I want to classify the peaks/regions I identified from my sequencing experiment to certain annotated regions (intron, 3UTR, CDS, exon and intergenic region) in genome build hg19. So i downloaded some annotation files from both ucsc and gencode.
Using ucsc table browser, I selected genome build GRCh37/hg19 (assembly) -- GENCODE genes v19 (track) --- Basic wgEncodeGencodeBasicV19 (table), and exported bed file for intron plus 0, 3UTR, CDS and 5UTR. The example of bed file would be like
chr1 67208778 67210057 ENST00000237247.6_utr3_26_0_chr1_67208779_f 0 +
chr1 67208778 67210768 ENST00000371039.1_utr3_21_0_chr1_67208779_f 0 +
chr1 67208778 67208882 ENST00000371035.3_utr3_21_0_chr1_67208779_f 0 +
However, when I compared those transcript id to GENCODE V19 GTF (evidence-based annotation of the human genome (GRCh37), version 19 (Ensembl 74)) directly download from gencode.org (https://www.gencodegenes.org/releases/reference_releases.html), I found ~3000 transcript id from UCSC cannot be found in GENCODE GTF.

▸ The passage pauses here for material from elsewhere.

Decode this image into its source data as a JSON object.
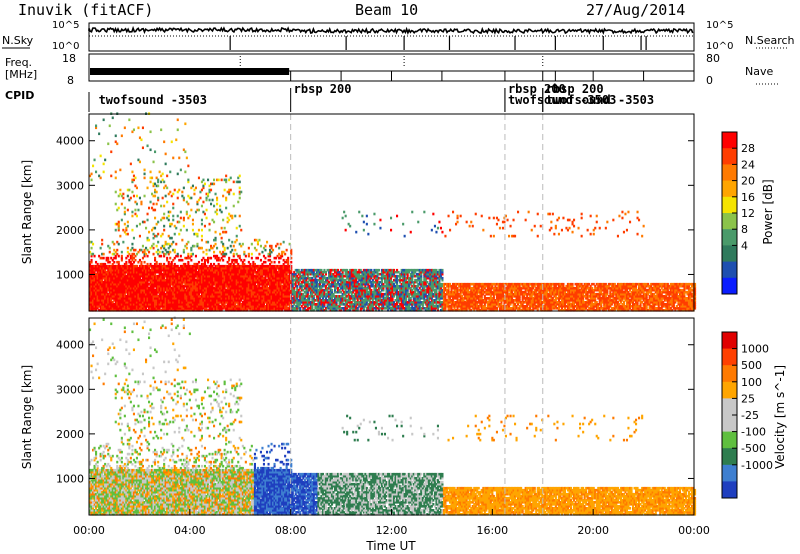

Here are the code I used to find those difference.
sed "/#/d" gencode.v19.annotation.gtf | awk 'BEGIN{FS="\t"; OFS="\t"}{if ($3=="transcript") print $0}' | cut -f 9 | awk 'BEGIN{FS="; "; OFS="\t"} {sub(/transcript_id /,"",$2); print $2}' | sed "s/\"//g" | sort -u > gencode_transcript_id.tsv
comm -13 gencode_transcript_id.tsv <(cut -f 4 genecode_v19_3UTR | cut -d "_" -f 1 | sort -u) | wc -l
# 3164
The non-found examples are like
ENST00000211372.5
ENST00000211377.3
ENST00000211402.6
ENST00000229725.4
ENST00000230221.4
ENST00000230236.4
ENST00000241802.5
ENST00000259726.6
ENST00000259875.7
ENST00000259891.7
According to the ucsc table schema description, they should use the same ensemble version (v74)
Does anyone experience with that? Where are those transcript id come from?
Do not waste your time on comparing databases. Either use one or the other source of data. I say that because things like this can take quiet some time, and in the end, you'll have to use one of them anyways. I personally use GENCODE, because the files are well-formatted and parsable (which, carefully speaking, does not always holds true for this refseq stuff).